Source: Automatically tagging the World Service archive.
This is very interesting! I did a bit more digging about the Topic Vector Space Model.
I think this is the most relevant article on Kuropka’s site about the method: Topic-Based Vector Space Model. The “enhanced method” is what the BBC people used to automatically assign vectors to topics, but the only available writeup of that is a hundreds of pages-long analysis of data. The wikipedia page is middlingly enlightening.
The BBC people have put their code on Github, and included a pretty simple explanation of the algorithm in the README file. They say:
So each topic has a vector pointing towards its parent topics, with closer (more specific) topics weighed more heavily than more distant (broader) topics.

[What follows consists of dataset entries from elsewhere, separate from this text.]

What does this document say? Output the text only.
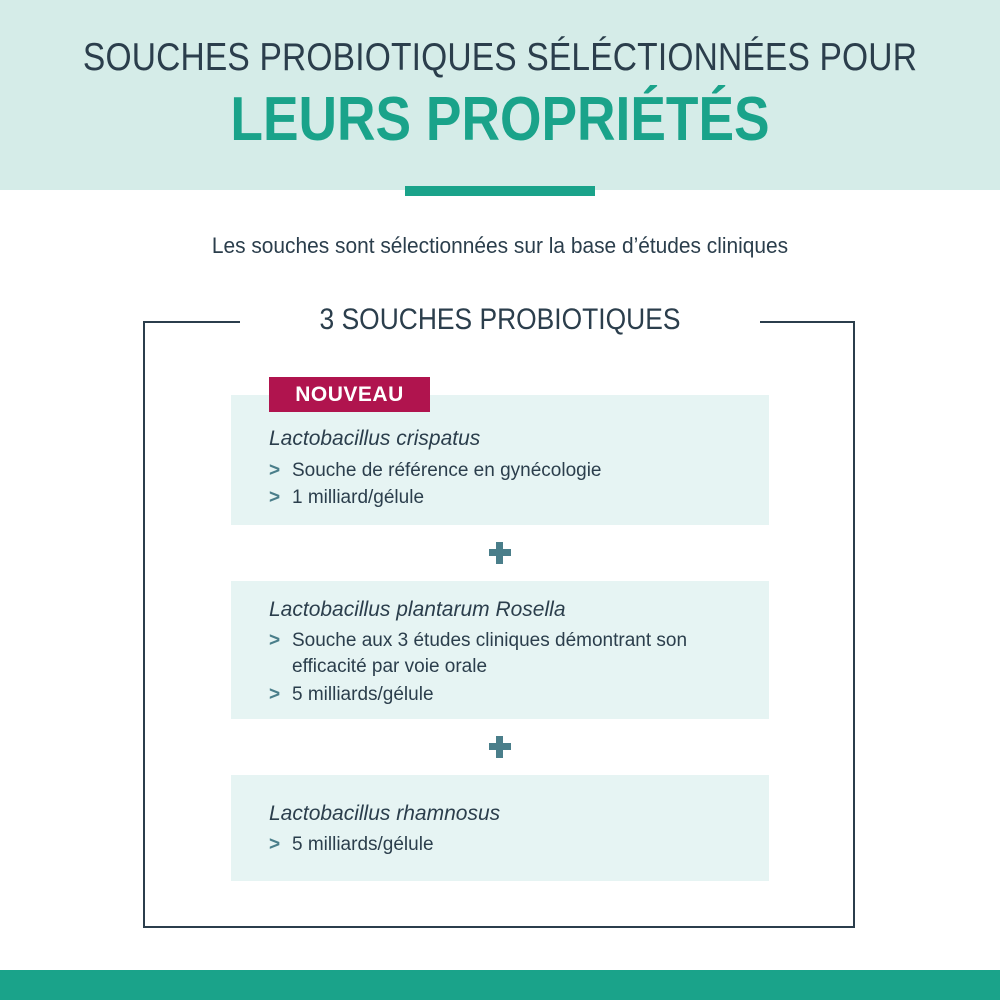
SOUCHES PROBIOTIQUES SÉLÉCTIONNÉES POUR
LEURS PROPRIÉTÉS
Les souches sont sélectionnées sur la base d’études cliniques
3 SOUCHES PROBIOTIQUES
Lactobacillus crispatus
> Souche de référence en gynécologie
> 1 milliard/gélule
NOUVEAU
Lactobacillus plantarum Rosella
> Souche aux 3 études cliniques démontrant son efficacité par voie orale
> 5 milliards/gélule
Lactobacillus rhamnosus
> 5 milliards/gélule
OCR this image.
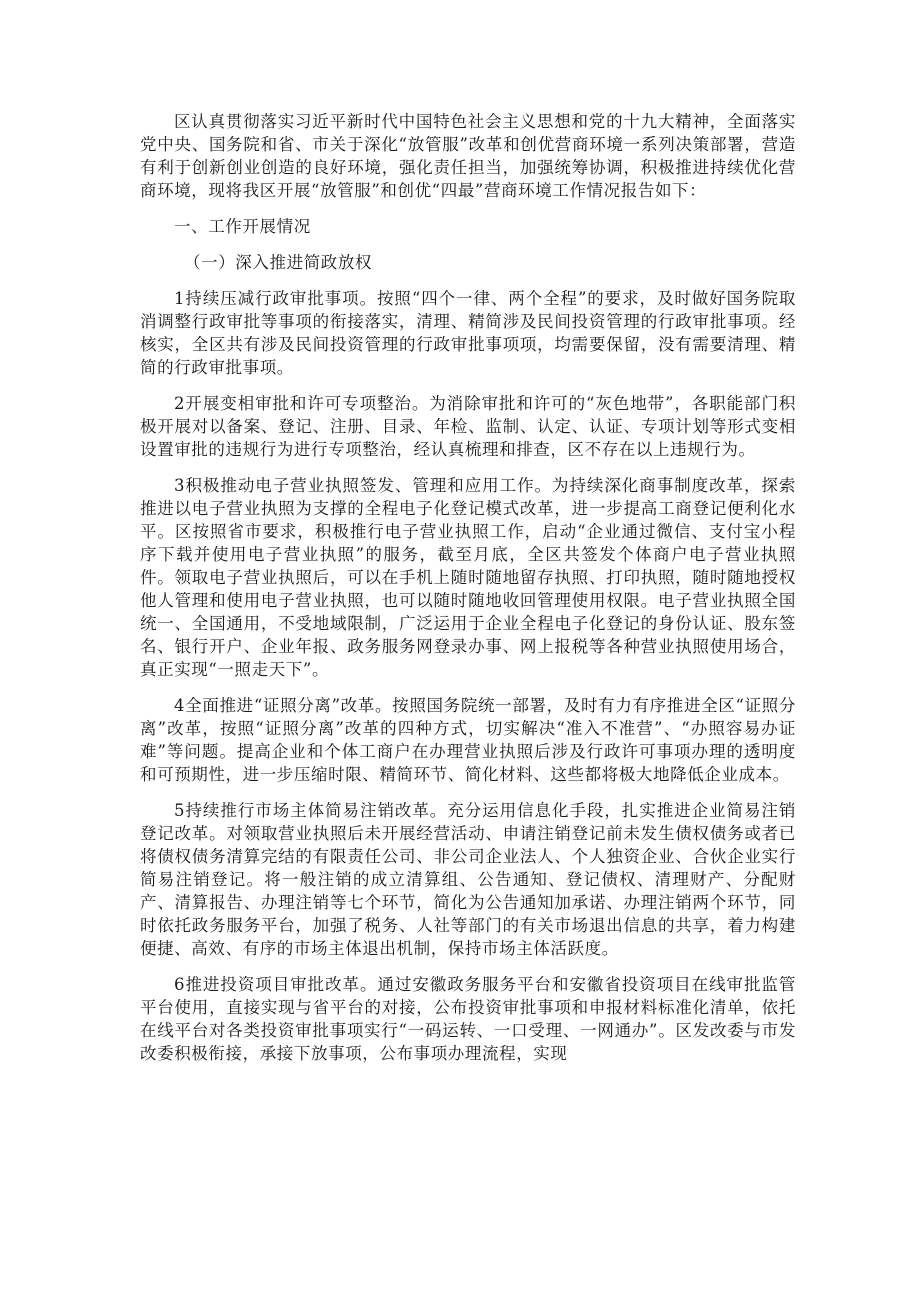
区认真贯彻落实习近平新时代中国特色社会主义思想和党的十九大精神，全面落实党中央、国务院和省、市关于深化“放管服”改革和创优营商环境一系列决策部署，营造有利于创新创业创造的良好环境，强化责任担当，加强统筹协调，积极推进持续优化营商环境，现将我区开展“放管服”和创优“四最”营商环境工作情况报告如下：

一、工作开展情况

（一）深入推进简政放权

1持续压减行政审批事项。按照“四个一律、两个全程”的要求，及时做好国务院取消调整行政审批等事项的衔接落实，清理、精简涉及民间投资管理的行政审批事项。经核实，全区共有涉及民间投资管理的行政审批事项项，均需要保留，没有需要清理、精简的行政审批事项。

2开展变相审批和许可专项整治。为消除审批和许可的“灰色地带”，各职能部门积极开展对以备案、登记、注册、目录、年检、监制、认定、认证、专项计划等形式变相设置审批的违规行为进行专项整治，经认真梳理和排查，区不存在以上违规行为。

3积极推动电子营业执照签发、管理和应用工作。为持续深化商事制度改革，探索推进以电子营业执照为支撑的全程电子化登记模式改革，进一步提高工商登记便利化水平。区按照省市要求，积极推行电子营业执照工作，启动“企业通过微信、支付宝小程序下载并使用电子营业执照”的服务，截至月底，全区共签发个体商户电子营业执照件。领取电子营业执照后，可以在手机上随时随地留存执照、打印执照，随时随地授权他人管理和使用电子营业执照，也可以随时随地收回管理使用权限。电子营业执照全国统一、全国通用，不受地域限制，广泛运用于企业全程电子化登记的身份认证、股东签名、银行开户、企业年报、政务服务网登录办事、网上报税等各种营业执照使用场合，真正实现“一照走天下”。

4全面推进“证照分离”改革。按照国务院统一部署，及时有力有序推进全区“证照分离”改革，按照“证照分离”改革的四种方式，切实解决“准入不准营”、“办照容易办证难”等问题。提高企业和个体工商户在办理营业执照后涉及行政许可事项办理的透明度和可预期性，进一步压缩时限、精简环节、简化材料、这些都将极大地降低企业成本。

5持续推行市场主体简易注销改革。充分运用信息化手段，扎实推进企业简易注销登记改革。对领取营业执照后未开展经营活动、申请注销登记前未发生债权债务或者已将债权债务清算完结的有限责任公司、非公司企业法人、个人独资企业、合伙企业实行简易注销登记。将一般注销的成立清算组、公告通知、登记债权、清理财产、分配财产、清算报告、办理注销等七个环节，简化为公告通知加承诺、办理注销两个环节，同时依托政务服务平台，加强了税务、人社等部门的有关市场退出信息的共享，着力构建便捷、高效、有序的市场主体退出机制，保持市场主体活跃度。

6推进投资项目审批改革。通过安徽政务服务平台和安徽省投资项目在线审批监管平台使用，直接实现与省平台的对接，公布投资审批事项和申报材料标准化清单，依托在线平台对各类投资审批事项实行“一码运转、一口受理、一网通办”。区发改委与市发改委积极衔接，承接下放事项，公布事项办理流程，实现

The dot product (called the cosine similarity in the BBC article for some reason) of two topics’ vectors is then a sort of measure of their similarity – if two topics are in the same sort of area, their vectors will point in roughly the same direction, so the dot product will be high. Similarly, if two topics have nothing in common, they will point in completely different (orthogonal, not opposite) directions, so the dot product of their vectors will be zero.
It’s interesting, reading the original paper and the BBC source code, how computer scientists take useful bits of pure maths but don’t quite get the terminology right, or rephrase things in a way that makes more sense to them.
Interesting. I’m always nervous of bringing too much of the article over because I want people to read the original but I think what you’ve done here – particularly translating from computer science to mathematics – is sufficiently different.
Many thanks for the mention!
Another useful resource was Polyvyanyy’s thesis entitled “Evaluation of a Novel Information Retrieval Model: {eTVSM}”. The original description of that model is only available in German, it seems.
@Christian I am curious about your point about terminology – is there anything in particular you’re thinking about? ‘cosine similarity’ in this context is just a normalised dot product and is used a lot in IR?
I think “cosine similarity” was the only one in your post, but I was thinking of other CS papers I’ve read. Can’t bring any to mind right now.